Many companies have personally identifiable information (PII) that they need to protect, especially in tightly regulated industries like financial services and healthcare. Companies may decide to house that information behind the corporate firewall. On the other hand, putting operational data in the cloud makes a lot of sense. The cloud can scale to support huge data volumes more quickly and cost effectively than any on-premise solution. With the cloud, it’s not all or nothing. It’s what makes the most sense for your business.
In this video, you’ll learn how early misgivings about cloud data security have gradually subsided.
With any new technology, there are risks. The cloud is no exception. Early on, people were concerned about the security of their data in the cloud. Were cloud providers seriously investing in data security? Because when you put data in the cloud, you’re giving up some control. But when the C2S contract was awarded to Amazon, it when a long way toward putting a stamp of approval on cloud security. After all if cloud security is good enough for the CIA, it should be good enough for businesses in the private sector.
In this video, we explore how the software procurement model has changed thanks to the cloud.
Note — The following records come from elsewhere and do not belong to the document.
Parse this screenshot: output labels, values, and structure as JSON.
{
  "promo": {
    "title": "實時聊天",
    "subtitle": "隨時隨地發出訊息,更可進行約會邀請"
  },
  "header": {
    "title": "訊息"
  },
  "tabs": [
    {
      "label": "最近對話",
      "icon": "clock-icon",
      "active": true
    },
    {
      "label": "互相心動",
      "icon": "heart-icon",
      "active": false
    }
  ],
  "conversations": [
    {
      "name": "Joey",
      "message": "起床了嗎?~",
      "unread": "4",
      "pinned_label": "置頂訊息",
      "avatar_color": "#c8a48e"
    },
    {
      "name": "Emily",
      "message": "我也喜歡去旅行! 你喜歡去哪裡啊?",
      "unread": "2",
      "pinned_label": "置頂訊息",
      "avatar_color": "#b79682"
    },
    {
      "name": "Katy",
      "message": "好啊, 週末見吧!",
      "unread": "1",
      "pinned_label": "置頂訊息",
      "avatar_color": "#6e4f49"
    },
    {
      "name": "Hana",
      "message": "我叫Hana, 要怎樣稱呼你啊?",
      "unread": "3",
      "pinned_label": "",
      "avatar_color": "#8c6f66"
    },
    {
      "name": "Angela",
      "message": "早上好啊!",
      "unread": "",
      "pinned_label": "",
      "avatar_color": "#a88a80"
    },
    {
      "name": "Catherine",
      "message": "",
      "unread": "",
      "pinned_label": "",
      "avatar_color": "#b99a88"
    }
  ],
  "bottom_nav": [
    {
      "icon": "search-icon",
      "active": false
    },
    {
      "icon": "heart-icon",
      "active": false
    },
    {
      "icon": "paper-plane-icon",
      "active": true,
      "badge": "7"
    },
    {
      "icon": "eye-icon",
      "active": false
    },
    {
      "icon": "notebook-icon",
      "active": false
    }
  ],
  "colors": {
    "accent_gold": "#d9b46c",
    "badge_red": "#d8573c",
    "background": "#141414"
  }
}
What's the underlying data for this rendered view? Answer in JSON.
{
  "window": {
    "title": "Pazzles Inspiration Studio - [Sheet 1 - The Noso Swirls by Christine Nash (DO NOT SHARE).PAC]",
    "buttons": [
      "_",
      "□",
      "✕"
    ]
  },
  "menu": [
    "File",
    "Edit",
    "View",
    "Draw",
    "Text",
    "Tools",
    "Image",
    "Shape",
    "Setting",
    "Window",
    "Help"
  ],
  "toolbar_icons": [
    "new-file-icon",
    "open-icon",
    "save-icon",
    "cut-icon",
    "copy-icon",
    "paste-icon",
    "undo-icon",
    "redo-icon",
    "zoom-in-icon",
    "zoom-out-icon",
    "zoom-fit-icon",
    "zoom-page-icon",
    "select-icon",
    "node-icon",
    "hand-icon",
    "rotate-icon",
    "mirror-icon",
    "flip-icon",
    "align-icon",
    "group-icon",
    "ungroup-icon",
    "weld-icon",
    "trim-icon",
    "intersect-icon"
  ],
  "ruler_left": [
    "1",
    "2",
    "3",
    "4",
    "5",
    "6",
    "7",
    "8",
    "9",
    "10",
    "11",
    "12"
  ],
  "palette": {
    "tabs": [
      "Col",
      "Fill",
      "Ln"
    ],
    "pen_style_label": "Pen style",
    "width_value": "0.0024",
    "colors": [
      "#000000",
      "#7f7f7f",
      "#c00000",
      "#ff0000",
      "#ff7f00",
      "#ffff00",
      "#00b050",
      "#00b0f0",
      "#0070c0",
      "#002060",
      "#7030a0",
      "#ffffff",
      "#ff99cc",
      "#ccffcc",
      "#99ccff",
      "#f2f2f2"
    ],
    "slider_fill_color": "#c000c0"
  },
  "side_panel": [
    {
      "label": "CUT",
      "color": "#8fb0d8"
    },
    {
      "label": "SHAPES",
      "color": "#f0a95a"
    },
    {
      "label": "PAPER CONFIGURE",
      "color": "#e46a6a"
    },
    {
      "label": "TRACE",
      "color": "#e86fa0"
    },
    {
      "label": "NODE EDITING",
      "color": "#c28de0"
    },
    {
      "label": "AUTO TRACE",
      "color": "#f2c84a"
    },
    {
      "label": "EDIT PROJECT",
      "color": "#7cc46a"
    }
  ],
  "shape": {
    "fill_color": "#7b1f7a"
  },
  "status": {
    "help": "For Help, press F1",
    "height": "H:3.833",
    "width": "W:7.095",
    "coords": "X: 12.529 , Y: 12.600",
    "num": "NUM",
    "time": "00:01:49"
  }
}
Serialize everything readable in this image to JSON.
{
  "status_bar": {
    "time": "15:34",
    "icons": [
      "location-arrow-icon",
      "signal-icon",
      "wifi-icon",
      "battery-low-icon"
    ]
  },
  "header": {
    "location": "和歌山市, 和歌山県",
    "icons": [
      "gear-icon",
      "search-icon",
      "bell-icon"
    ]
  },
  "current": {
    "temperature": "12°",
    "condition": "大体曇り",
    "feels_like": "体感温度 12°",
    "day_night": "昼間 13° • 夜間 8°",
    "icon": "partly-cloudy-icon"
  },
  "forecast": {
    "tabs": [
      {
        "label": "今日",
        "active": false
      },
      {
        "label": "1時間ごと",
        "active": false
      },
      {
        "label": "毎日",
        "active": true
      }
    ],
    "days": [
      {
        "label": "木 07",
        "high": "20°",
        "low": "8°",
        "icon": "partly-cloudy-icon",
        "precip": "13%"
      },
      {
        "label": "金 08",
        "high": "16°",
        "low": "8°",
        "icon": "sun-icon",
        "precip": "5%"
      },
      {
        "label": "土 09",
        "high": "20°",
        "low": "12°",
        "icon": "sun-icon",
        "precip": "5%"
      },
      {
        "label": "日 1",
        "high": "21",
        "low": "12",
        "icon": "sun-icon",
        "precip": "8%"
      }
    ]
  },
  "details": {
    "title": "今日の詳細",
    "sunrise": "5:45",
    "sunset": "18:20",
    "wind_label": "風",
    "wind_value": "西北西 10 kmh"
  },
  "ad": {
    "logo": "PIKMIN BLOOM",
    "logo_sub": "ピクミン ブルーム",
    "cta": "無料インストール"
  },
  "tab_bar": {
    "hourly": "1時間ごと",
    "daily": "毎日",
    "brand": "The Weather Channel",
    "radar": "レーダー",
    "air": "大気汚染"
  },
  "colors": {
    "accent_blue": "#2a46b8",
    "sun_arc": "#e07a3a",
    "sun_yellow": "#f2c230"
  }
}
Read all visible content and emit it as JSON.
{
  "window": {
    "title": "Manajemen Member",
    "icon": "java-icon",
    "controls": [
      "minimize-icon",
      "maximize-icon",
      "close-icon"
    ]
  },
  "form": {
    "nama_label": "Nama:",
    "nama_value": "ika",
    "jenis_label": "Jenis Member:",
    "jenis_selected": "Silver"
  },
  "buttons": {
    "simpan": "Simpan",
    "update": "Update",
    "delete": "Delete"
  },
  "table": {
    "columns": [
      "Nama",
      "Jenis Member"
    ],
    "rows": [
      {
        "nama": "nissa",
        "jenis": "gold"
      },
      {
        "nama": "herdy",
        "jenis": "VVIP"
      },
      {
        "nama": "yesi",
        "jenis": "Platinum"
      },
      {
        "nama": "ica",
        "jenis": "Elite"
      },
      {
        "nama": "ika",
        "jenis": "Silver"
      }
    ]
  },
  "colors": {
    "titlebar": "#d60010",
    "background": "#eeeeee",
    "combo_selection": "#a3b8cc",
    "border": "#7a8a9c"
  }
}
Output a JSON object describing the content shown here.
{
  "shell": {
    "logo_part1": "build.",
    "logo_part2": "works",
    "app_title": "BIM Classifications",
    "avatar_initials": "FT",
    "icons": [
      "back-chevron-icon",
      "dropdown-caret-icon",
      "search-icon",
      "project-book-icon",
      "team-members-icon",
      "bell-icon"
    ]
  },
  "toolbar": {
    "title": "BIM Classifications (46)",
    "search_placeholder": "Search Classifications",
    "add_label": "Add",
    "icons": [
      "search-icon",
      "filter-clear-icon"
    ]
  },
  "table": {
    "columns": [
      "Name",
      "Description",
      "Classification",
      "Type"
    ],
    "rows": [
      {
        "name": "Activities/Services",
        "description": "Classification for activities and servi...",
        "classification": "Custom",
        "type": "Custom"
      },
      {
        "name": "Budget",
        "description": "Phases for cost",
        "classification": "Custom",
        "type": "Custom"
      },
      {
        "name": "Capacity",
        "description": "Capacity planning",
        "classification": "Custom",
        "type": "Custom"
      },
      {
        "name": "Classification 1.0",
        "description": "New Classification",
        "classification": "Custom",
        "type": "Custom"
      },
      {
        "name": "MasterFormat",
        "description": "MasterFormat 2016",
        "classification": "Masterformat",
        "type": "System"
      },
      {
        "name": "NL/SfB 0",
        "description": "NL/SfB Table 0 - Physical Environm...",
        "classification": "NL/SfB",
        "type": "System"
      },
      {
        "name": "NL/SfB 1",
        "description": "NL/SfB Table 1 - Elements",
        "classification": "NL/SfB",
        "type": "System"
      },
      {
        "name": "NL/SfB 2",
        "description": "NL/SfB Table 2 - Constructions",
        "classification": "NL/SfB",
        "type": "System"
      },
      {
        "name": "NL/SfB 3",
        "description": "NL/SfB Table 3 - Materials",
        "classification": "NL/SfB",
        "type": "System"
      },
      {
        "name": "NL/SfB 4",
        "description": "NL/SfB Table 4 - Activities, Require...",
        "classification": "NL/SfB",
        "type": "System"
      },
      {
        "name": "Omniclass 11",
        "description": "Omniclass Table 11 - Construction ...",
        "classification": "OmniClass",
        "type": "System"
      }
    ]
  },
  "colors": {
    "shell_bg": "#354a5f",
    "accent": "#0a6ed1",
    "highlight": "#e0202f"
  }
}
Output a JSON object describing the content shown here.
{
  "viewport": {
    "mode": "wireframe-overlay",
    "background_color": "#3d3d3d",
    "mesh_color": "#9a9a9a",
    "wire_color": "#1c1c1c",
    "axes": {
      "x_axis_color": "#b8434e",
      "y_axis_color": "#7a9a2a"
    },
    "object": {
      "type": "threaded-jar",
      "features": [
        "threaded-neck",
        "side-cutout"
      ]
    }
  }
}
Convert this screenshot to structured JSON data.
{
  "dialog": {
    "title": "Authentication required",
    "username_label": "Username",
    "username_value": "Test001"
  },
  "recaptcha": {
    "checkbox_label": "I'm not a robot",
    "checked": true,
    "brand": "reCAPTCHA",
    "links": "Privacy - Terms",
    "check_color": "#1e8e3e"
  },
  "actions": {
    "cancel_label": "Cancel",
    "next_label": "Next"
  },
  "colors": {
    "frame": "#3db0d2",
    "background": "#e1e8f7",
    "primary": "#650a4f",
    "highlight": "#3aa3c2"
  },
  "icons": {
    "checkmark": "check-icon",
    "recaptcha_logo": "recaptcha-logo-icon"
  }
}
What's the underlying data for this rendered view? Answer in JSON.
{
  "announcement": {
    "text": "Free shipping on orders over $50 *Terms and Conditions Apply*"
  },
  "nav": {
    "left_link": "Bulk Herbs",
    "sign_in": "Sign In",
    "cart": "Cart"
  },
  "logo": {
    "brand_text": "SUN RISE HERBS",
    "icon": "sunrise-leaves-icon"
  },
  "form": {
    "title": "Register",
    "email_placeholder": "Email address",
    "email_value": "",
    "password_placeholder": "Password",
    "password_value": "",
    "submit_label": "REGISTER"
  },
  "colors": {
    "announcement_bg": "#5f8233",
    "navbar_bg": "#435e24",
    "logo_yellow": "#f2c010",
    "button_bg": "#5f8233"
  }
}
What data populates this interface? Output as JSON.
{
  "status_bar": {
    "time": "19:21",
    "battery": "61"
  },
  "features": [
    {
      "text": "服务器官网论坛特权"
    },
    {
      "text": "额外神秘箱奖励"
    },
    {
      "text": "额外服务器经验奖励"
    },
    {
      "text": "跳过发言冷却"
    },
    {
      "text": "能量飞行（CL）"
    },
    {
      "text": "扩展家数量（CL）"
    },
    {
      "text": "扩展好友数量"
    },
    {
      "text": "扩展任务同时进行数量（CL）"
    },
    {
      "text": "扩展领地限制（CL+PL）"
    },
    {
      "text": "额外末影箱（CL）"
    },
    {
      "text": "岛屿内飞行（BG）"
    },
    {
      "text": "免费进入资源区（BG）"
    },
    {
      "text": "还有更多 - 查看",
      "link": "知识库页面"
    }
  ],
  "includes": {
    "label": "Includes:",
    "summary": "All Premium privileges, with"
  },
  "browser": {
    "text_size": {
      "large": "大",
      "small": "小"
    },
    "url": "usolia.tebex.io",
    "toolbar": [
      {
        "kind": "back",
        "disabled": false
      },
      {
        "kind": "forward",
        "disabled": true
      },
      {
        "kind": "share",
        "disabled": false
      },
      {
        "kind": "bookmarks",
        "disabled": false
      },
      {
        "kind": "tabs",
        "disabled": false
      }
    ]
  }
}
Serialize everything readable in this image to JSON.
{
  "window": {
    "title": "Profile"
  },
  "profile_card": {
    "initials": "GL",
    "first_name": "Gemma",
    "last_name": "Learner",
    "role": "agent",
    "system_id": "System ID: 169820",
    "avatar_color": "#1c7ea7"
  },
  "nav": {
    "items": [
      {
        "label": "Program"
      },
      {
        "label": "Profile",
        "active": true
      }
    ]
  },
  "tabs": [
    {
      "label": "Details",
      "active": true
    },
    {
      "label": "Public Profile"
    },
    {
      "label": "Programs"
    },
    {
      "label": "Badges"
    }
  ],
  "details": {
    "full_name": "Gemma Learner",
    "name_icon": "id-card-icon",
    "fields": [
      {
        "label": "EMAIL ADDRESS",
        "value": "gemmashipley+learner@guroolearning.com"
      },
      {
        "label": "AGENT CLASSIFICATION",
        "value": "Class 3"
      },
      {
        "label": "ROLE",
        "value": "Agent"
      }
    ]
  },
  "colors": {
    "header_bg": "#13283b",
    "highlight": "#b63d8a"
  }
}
It used to be that software procurement was a long and involved process. when you were done, you had a software license. And, you were stuck with it for three to five years. The cloud has blown that model out of the water. Now someone from IT can test software for a couple of hours or days. They can “buy by the drink.” It’s a consumption-based not a procurement-based model. That means among other things, no long support contracts -- and the option to shift costs from CapEx to an OpEx. An important factor to consider when navigating a consumption model is who owns the data?
Watch this video to learn how the cloud has increased the number and variety of applications designed to solve business problems.
One of the things that many of these applications have in common is their dependence on the real-time availability of data via the cloud. In the past, when data resided in data warehouses, it was only available on a periodic basis. But with the scalability of the cloud, users can get data on demand. So real-time data analysis is a practical use case for big data analytics in areas such as the IoT, help desks, and mobile ad tracking.
Watch this video to learn how the evolution of the cloud is similar to other large-scale technology innovations of the past.
Generational or seismic shifts in technology happen periodically. For example, decades ago it was the switch from mainframes to client server computing. We’re in the midst of such a change now. The cloud is a response to solving large problems that require huge amounts of data. Too much data for organizations to house on premise. The on-premise model is simply too expensive to maintain. The cloud offers dramatic economies of scale, which allows businesses to shift many of their workloads to the cloud.
In this video, you’ll get an informative overview on the three major cloud providers: Amazon, Microsoft Azure, and Google Cloud Platform.
Amazon invented the cloud market. It has a huge head start in terms of growing a customer base, and they’ve exploited that by developing private label offerings like Redshift and EMR. Microsoft Azure has taken a different approach. It’s concentrating its efforts to gain cloud market share by focusing on the Fortune 500. Google Cloud Platform has put a big bet on Apache projects and moving them into the marketplace where companies of all sizes can use them.